• Wrap up parallelization
• Dynamic programming

• Multiple threads completing tasks at the same time in the same memory space.

• Pros:

  1. Easy and lightweight set-up.
  2. Don’t have to pass information across threads.

• Cons:

  1. Need to worry about data races and over-writing shared memory conditions.
  2. Constrained by resources available on one computer/server.

• Multiple processors are completing tasks at the same time.

• Each processor has its own memory space

• Cons:

  1. Uses more memory because each cores has its own memory.
     
  2. Have to share info across cores when needed.

• Pros:

  1. Don’t have to worry about data races.
     
  2. It is possible to work across multiple computers/servers.

• Try to do multi-threading first.

• When to do multi-processing:

  1. Having trouble avoiding data races and over-writing shared memory.
  2. Need more cores than are available on one slurm server.

• Optimization problems in our economic models are often complicated.
  • Many states variables.
  • Many possible choices at each state.
  • Future decisions depend on previous decisions.
  • Agents are forward looking and care about future pay-offs.
• Large number of calculations are necessary to find optimal decision rules.
• We want to find solve these problems as quickly as possible.

• Dynamic programming simplifies the problem by:
  1. Breaking it down into smaller sub-problems
  2. Solve these sub-problems recursively.
• Example: Suppose you want to make saving decision from age 25 to 65:
  • You could search over all possible savings paths. OR:
  1. First solve for optimal savings rule at age 65.
  2. Then given age 65 savings rules, solve for age 64 savings rule …
     
  3. Giving all future savings rules, solve for age 25 savings rule.

• The general idea:
  1. Break down the problem into smaller sub-problems.
  2. Start by solving the easiest of the sub-problems.
  3. Store results, which you will use to solve more sub-problems.
• This is often much faster than just searching over all possible decisions.
• Many problems would be computationally infeasible without dynamic programming.
• Today we will go through some classic dynamic programming problems.

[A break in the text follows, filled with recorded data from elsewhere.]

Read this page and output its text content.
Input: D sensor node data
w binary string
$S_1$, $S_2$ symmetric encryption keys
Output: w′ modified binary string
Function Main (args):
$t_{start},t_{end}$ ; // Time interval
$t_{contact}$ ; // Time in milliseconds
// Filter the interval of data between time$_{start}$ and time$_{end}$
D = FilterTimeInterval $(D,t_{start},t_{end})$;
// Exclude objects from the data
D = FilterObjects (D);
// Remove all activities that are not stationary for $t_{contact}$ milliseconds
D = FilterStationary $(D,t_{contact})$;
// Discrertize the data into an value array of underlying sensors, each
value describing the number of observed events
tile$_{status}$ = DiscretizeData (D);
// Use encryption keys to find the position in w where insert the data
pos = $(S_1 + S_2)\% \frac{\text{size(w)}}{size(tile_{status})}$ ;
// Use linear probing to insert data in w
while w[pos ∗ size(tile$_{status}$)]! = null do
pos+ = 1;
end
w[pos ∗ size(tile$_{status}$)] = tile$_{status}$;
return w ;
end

• Each number is the sum of the last two numbers: \[ F(n) = F(n-1) + F(n-2) \]
• The Fibonacci sequence: \[ 0, 1, 1, 2, 3, 5, 8, 13, 21, ... \]
• Saving results of previous sub-problem can speed up code dramatically.

• We have n eggs and there are k floors in a building.
• We want to know the highest possible from which we can drop the egg without it breaking.
• Want to do this as quickly as possible, so minimize the number of times we drop an egg.
• Rules:
  • Eggs that survive can be used again, but broken eggs are discarded.
  • If an egg breaks on a floor, it would break on all higher floors.
  • If an egg doesn’t break on a floor, it wouldn’t break on all lower floors.
• Let E(n,k) be the answer to the problem.

• Suppose we have 1 egg and k floors.
  • We have to drop from every floor from the bottom.
  • E(1,k) = k
• Suppose we have 2 eggs and k floors.
  • If we drop at floor j, either,
    • The egg breaks. We have 1 egg for j-1 floors.
    • The egg survives. We have 2 eggs to search k-j floors. \[ E(2,k) = \min_j\left\{\max \left\{E(1,j-1), E(2,k-j)\right\}\right\} \]
• General formula is then:\(E(n,k) = \min_j\left\{\max \left\{E(n-1,j-1), E(n,k-j)\right\}\right\}\).

• Suppose we are interested in the shortest travel time between a source city \(C_1\) and and some other cities \(\{C_j\}\).
• Direct route is not always the fastest because of traffic and terrain.
• The direct road distance between cities \(x,y\) is given by: \[ d(x,y). \]
• If direct road doesn’t exist, say \(d(x,y) = \infty\).
• We could check all possible routes from \(C_1\) to \(C_j\) for all \(j\), but that would take a while.

• Start at source city \(C_1\). Calculate direct distance to all cities: \[ M(1,j) = d(C_1,C_j) \]
• Second, visit the city with shortest distance to \(C_1\) that is not the source city. Call it \(C_v\). \[ C_{v} = \arg\min_j M(1,j) \]
• Update distance for all cities \(j\) if it is faster to go through \(C_v\). \[ M(2,j) = \min\{M(1,j), M(1,v) + d(v,j)\} \]

• Next, go to the unvisited city with shortest distance to \(C_1\) that is not the source city or a previously visited city. \[ C_v = \arg\min M(2,j) \]
• Again update distances if it is faster to travel through \(C_v\) first. If not, go previously found way.

…

• Eventually, we arrive at minimum travel distance to all the the cities \[ M(N,j) = \min\{M(N-1,j), M(N-1,v) + d(v,j)\} \]